When a sorcerer casts an inscrutable spell they are flirting with disaster and draining their power. The player rolls three usage dice and reduces their magical power by one usage die for every 1 or 2 rolled. Doubles result in a casting mishap. Triples result in a casting catastrophe. There is no table for this result, match the effect to the scale of the spell, but tearing holes in time and space that allow extra-dimensional invaders to pour through is one way to go. Accidentally transporting the whole party to Geoffrey McKinney's Carcosa is another.

One thing I like from both BoL and 5e D&D is the cantrip magic. Cantrips as minor feats of magic that can be cast with little danger of exhausting a sorcerer's magic sounds like a fun addition to the game. Little things like moving small objects, changing the apparent value of a coin for a few moments, creating a brief wind to blow a door shut, removing a stain, lighting a torch, creating small sounds as a distraction, detecting magic, etc. For these simple spells the sorcerer could test Int for success. A natural 20 would reduce their usage die for magic.
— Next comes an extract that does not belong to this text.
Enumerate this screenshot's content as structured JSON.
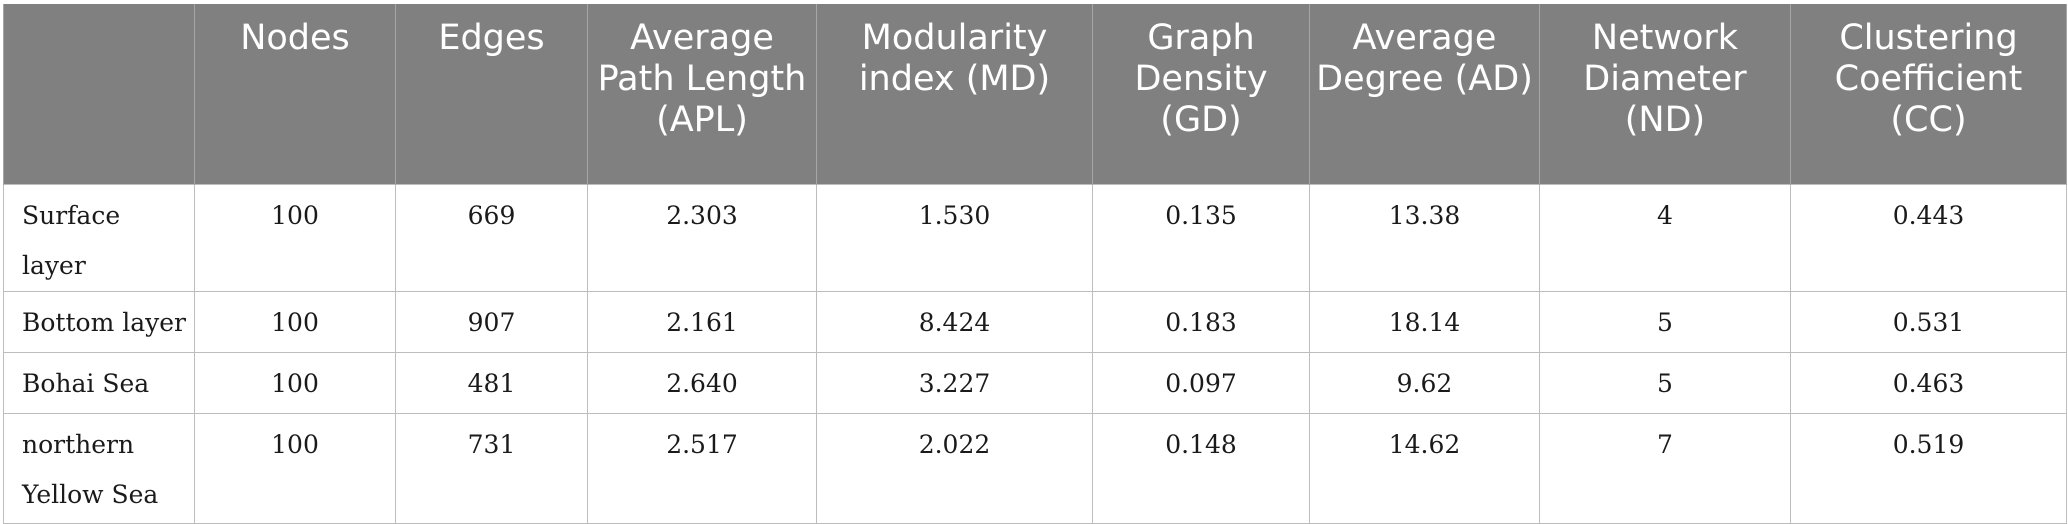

The usage die available to sorcerers would depend on their level:
  • Level 1-2 would have a D4 usage die
  • Level 3-4 would have a D6 usage die
  • Level 5-7 would have a D8 usage die
  • Level 8-11 would have a D10 usage die
  • Level 12+ would have a D12 usage die
Image by Doug Kovacs for Dungeon Crawl Classics

I also roughed out a 3D6 table for casting mishaps:

3. 1d6 random people/creatures present become hybrids with another random creature
4. Earthquake for 1d6 moments
5. Random extra-dimensional invader/demon summoned (usage die in HD) and attacks caster
6. The minds of all nearby people randomly switch bodies
7. Random caster's relative teleported to close range with caster
8. All nearby gold turns to lead
9. Random caster's possession disappears
10. Roll on corruption table for sorcerer *
11. Roll on corruption table for sorcerer *
12. All nearby wood turns to glass
13. All nearby drawn weapons turn into something random (flowers, butterflies, etc)
14. All nearby metal super-heats for 1d6 moments (1 damage for small items, 1d6 + caster level for metal armour)
15. 3D6 HD of creatures put to sleep, centred on but not including caster
16. Random extra-dimensional invader/demon summoned (usage die in HD) - roll on reaction table from (page 8 of the Black Hack)
17. gravity reversed for 1d6 moments
18. Roll on corruption table for 1d6 of sorcerer's random allies

*There are plenty of these all over the blogosphere, I'll simply pick one while I playtest. This result is by far the most likely, so the greatest risk is always to the sorcerers themselves.

The Sorcerer as a character class is basically the same as the Conjurer outside of casting. I'll be trying this one out as soon as I get a group together to play The Black Hack. I think any player of a sorcerer that pushes their luck too far or over-reaches their level will likely end up in deep trouble.